L’inflation au Royaume-Uni devrait passer sous 1% dans les six prochains mois, a déclaré mercredi la Banque d’Angleterre dans son rapport trimestriel sur l’inflation. Cette dernière est tombée à un plus bas de cinq ans de 1,2% au Royaume-Uni, s'éloignant de l’objectif de 2% de la BoE. «Le principal risque à la baisse provient de la baisse d’activité dans la zone euro, qui pèserait sur les exportations britanniques et pourrait être associée à un regain de volatilité sur les marchés financiers», indique le rapport. Dans ce contexte, la banque centrale prend note que les marchés ont, depuis ses dernières projections économiques en août, repoussé à octobre 2015, au lieu du début 2015, la date à laquelle il la voient amorcer son cycle de hausse des taux.
Le président de l’exécutif régional de Catalogne, Artur Mas, a proposé hier au gouvernement espagnol d’ouvrir un dialogue permanent sur l’indépendance de la Catalogne.

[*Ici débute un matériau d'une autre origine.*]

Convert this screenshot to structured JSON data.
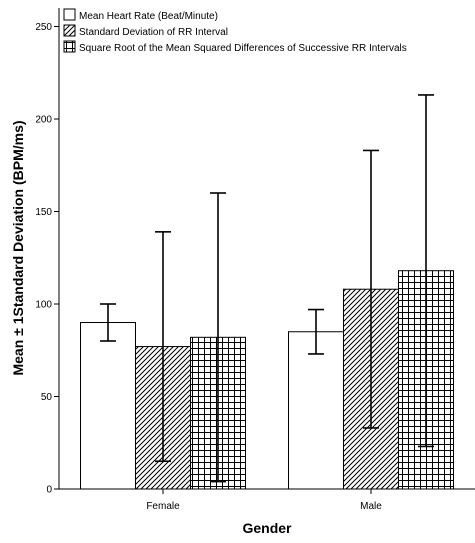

Il veut aussi que Madrid prenne des mesures économiques de sorte que la région autonome profite davantage des dépenses publiques du pays. Si Madrid ne répond pas favorablement à ces demandes, il provoquera des élections régionales anticipées qu’il transformerait en référendum d’indépendance par procuration.

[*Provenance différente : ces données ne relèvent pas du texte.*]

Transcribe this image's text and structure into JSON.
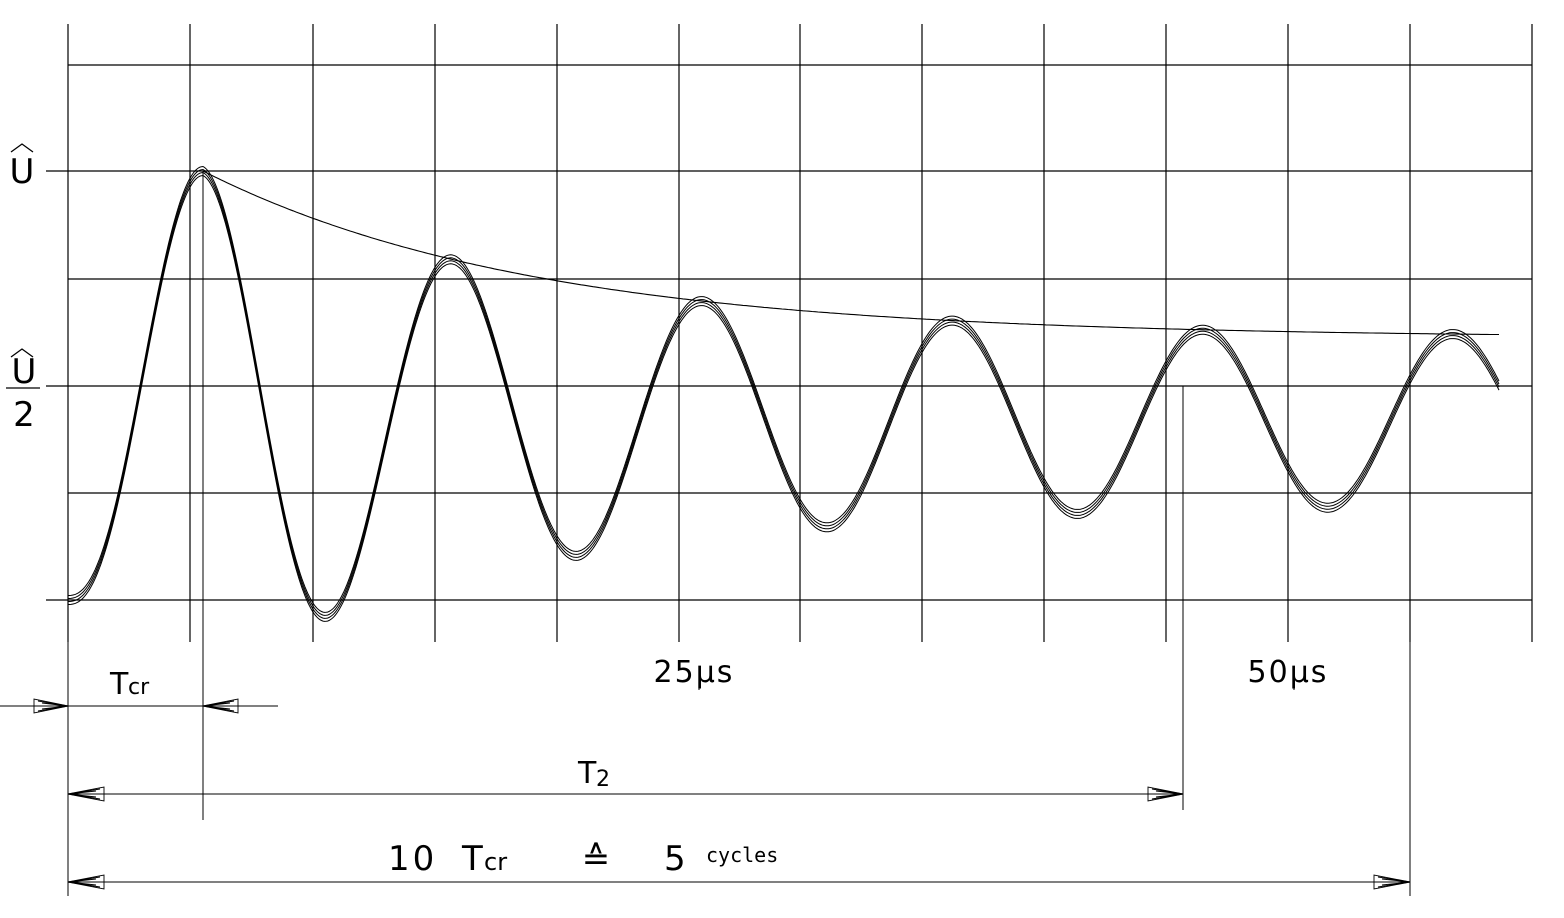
{
  "labels": {
    "u_peak": "U",
    "u_half_num": "U",
    "u_half_den": "2",
    "time_25": "25μs",
    "time_50": "50μs",
    "tcr_T": "T",
    "tcr_sub": "cr",
    "t2_T": "T",
    "t2_sub": "2",
    "bottom_ten": "10",
    "bottom_T": "T",
    "bottom_sub": "cr",
    "bottom_equiv": "≙",
    "bottom_five": "5",
    "bottom_cycles": "cycles"
  }
}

Selon un document du ministère des Finances allemand consulté par Reuters, Berlin envisage de réduire ses participations dans Deutsche Telekom et Deutsche Post afin de profiter de leur forte valorisation boursière, permettant ainsi à l’Etat de dépenser davantage afin de relancer une économie allemande en voie de ralentissement. La vente d’actions de la Deutsche Bahn est aussi évoquée dans ce document.
Le Labor Market Conditions Index, un indice construit par la Fed pour synthétiser les mouvements de 19 indicateurs sur le marché du travail américain, s’est amélioré en octobre. Le changement est évalué à +4,37 points d’indice, toute hausse étant équivalente à une amélioration des conditions du marché.

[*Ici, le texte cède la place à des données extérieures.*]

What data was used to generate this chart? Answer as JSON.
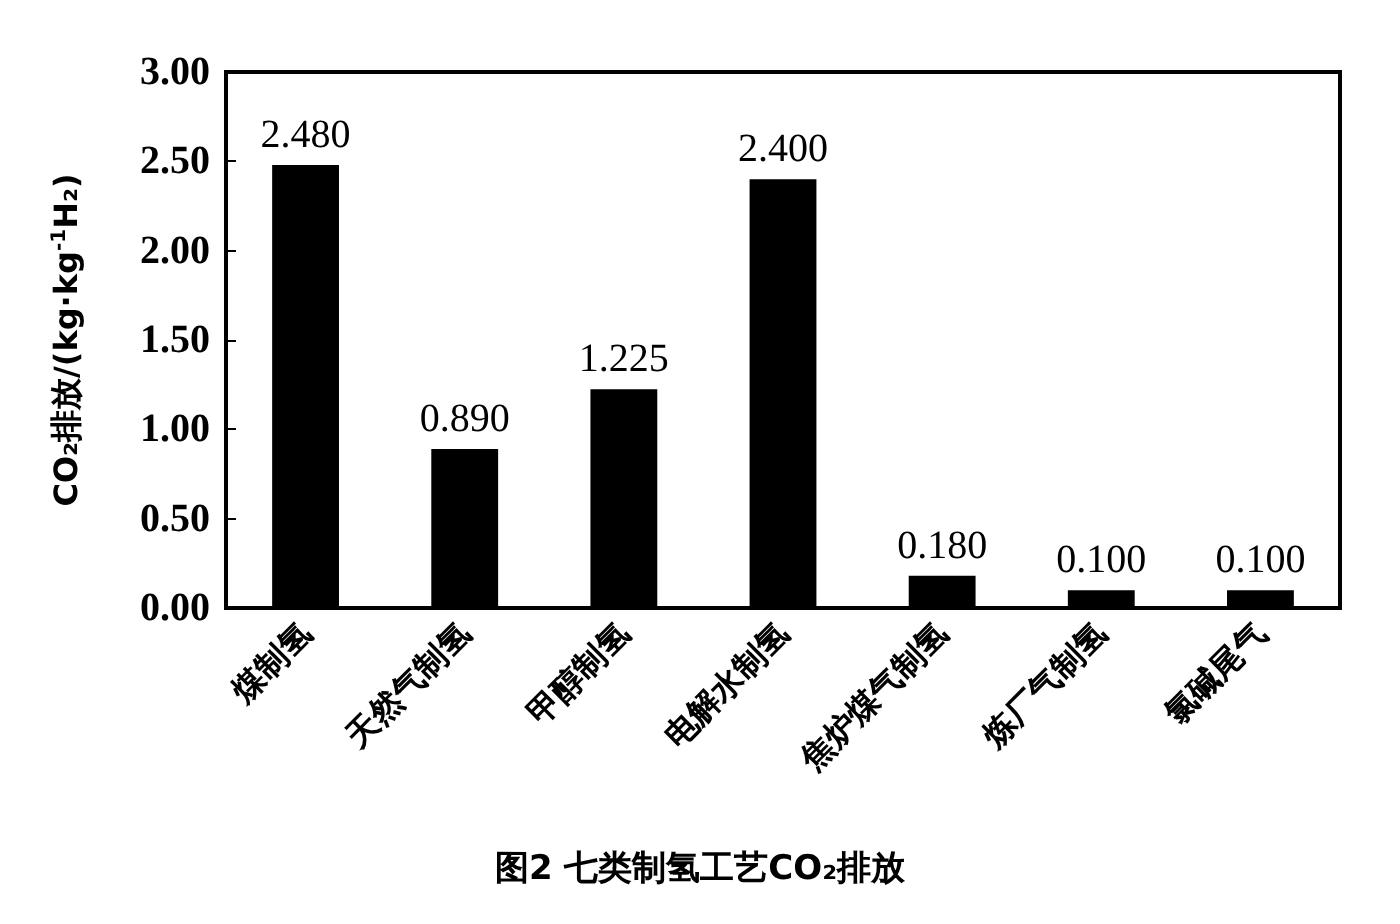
{
  "chart_data": {
    "type": "bar",
    "title": "图2 七类制氢工艺CO₂排放",
    "ylabel": "CO₂排放/(kg·kg$^{-1}$H₂)",
    "categories": [
      "煤制氢",
      "天然气制氢",
      "甲醇制氢",
      "电解水制氢",
      "焦炉煤气制氢",
      "炼厂气制氢",
      "氯碱尾气"
    ],
    "values": [
      2.48,
      0.89,
      1.225,
      2.4,
      0.18,
      0.1,
      0.1
    ],
    "value_labels": [
      "2.480",
      "0.890",
      "1.225",
      "2.400",
      "0.180",
      "0.100",
      "0.100"
    ],
    "color": "#000000",
    "ylim": [
      0,
      3
    ],
    "yticks": [
      {
        "value": 0,
        "label": "0.00"
      },
      {
        "value": 0.5,
        "label": "0.50"
      },
      {
        "value": 1,
        "label": "1.00"
      },
      {
        "value": 1.5,
        "label": "1.50"
      },
      {
        "value": 2,
        "label": "2.00"
      },
      {
        "value": 2.5,
        "label": "2.50"
      },
      {
        "value": 3,
        "label": "3.00"
      }
    ],
    "grid": false
  }
}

Unibail-Rodamco a annoncé lundi avoir conclu un accord avec Allianz, afin de lui céder sa part dans le complexe Nicétoile, situé à Nice. La part du groupe dans l’actif comprend 15.389 mètres carrés commerces et 2.018 m2 de bureaux ainsi que 1.852 places de parking. Le montant total de la transaction s'élève à 312,5 millions d’euros représentant un taux de rendement initial de 5,0%. Le centre commercial sera géré par Hammerson qui co-investira aux côtés d’Allianz à hauteur de 10%. La réalisation de la transaction devrait intervenir au premier trimestre 2015.
Le gouvernement entend compenser le dérapage budgétaire lié notamment aux opérations extérieures de la France par environ 2,2 milliards d’euros d’annulations de crédits cette année, selon le site internet des Echos. Ces mesures d'économies supplémentaires devraient être inscrites dans le projet de loi de finances rectificative (PLFR) qui sera présenté aujourd’hui par Bercy, ajoute le journal.
Interrogée par le quotidien à quelques jours d’un vote décisif du conseil de Paris, la maire Anne Hidalgo défend le projet de la tour Triangle, en expliquant qu’il s’inscrit dans un territoire à forte dominante économique, à côté du Parc des expositions et de Balard et qu’il répond à un besoin de bureaux neufs. Elle ajoute que «5.000 salariés travailleront sur place et des milliers d’emplois seront créés de manière directe et indirecte par les travaux», sans oublier les retombées liées à la fiscalité acquittée par les entreprises. Enfin, «cela ne coûte rien aux Parisiens puisque c’est Unibail-Rodamco qui finance les 500 millions d’euros du projet».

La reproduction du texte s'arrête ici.